内田九一は、弘化元年に、長崎に生まれています。弘化元年は西暦の1844年のこと。
内田九一の本名は、重。これで「じゅう」と訓んだらしい。このじゅうを十と解して、九と一。で、「九一」を通称としたのでしょう。
その時代の長崎は西洋文明の唯一の玄関で、そんなことをから最新式の写真術に興味を持ったものと思われます。当時の写真には、多くの、複雑な薬品を混合した。が、内田九一は、一度教えられるとただちにそれを憶えた。少なくともその時代の写真師には向いていたのでしょう。
幕末に、長崎から大坂へ、大坂から江戸へ。江戸からさらに横濱でも、写真館を開いています。横濱では今の馬車道に内田九一の写真館があったという。
でも、内田九一で特筆すべきは、明治天皇のご真影を撮った最初の写真師となったことでありましょう。
それは明治五年四月十二日と、十三日の二日間だったとのことです。ただしこの時のお衣裳は、日本服。明治天皇は、和椅子にお座りになって。
写真でありますから、姿勢を正して頂くことに。そこで、九一は陛下に歩みよって、お顔の位置を直した。その時、側近が叫んだ。「ぶ無礼者!。その時、明治天皇はおっしゃった。

「写真を撮る間は、わが身と雖も彼の手中にある。咎めるな」

この際の写真が縁となって、九一はその後の、天皇行幸のお供として、日本各地の写真を撮ったという。
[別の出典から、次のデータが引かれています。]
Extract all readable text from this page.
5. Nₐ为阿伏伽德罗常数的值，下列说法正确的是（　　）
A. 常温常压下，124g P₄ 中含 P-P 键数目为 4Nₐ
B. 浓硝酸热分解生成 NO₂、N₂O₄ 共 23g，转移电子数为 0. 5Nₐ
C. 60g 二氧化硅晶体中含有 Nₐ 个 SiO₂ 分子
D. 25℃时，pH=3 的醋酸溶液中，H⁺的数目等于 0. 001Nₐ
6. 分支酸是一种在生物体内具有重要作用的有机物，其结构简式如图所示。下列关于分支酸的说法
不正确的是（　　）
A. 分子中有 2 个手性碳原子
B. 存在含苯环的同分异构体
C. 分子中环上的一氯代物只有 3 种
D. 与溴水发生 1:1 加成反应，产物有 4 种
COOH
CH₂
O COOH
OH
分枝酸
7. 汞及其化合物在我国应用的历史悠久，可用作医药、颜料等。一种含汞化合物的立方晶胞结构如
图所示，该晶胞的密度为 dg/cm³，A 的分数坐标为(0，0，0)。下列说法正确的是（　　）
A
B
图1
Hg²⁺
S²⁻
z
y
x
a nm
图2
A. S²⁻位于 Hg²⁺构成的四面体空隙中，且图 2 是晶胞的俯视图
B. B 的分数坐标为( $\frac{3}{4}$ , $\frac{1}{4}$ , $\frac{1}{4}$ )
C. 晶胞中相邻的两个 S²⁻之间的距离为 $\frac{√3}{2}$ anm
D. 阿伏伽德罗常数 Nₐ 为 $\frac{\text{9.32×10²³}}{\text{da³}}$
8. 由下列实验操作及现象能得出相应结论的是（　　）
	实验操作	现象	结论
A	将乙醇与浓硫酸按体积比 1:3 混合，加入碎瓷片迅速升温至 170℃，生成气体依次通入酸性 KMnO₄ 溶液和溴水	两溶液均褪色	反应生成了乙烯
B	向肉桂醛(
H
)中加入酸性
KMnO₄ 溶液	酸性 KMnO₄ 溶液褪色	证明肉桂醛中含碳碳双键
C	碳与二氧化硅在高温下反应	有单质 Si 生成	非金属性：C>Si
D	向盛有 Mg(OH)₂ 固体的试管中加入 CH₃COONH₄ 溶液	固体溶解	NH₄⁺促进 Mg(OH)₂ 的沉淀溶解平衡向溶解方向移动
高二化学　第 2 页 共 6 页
「午前四時燕尾形ホック掛けの正服を著御し、騎馬にて御出門あらせられる、天皇の該正服を著したまへるは是を以て始とすと云ふ…………………。」

『明治天皇紀』には、そのように出ています。この「燕尾形」には詳しい説明があって。平たく申しますと、黒のウール地。金糸で胸に菊の花の文様が刺繍してあった。背のテイルの部分にはやはり金糸で鳳凰が刺繍されていたそうです。この「燕尾形」は当時としては天皇の軍服という認識だったと思われます。
畏れ多いことではありますが。なにか刺繍ある上着でも着て、写真館で一枚写してもらいたいものですね。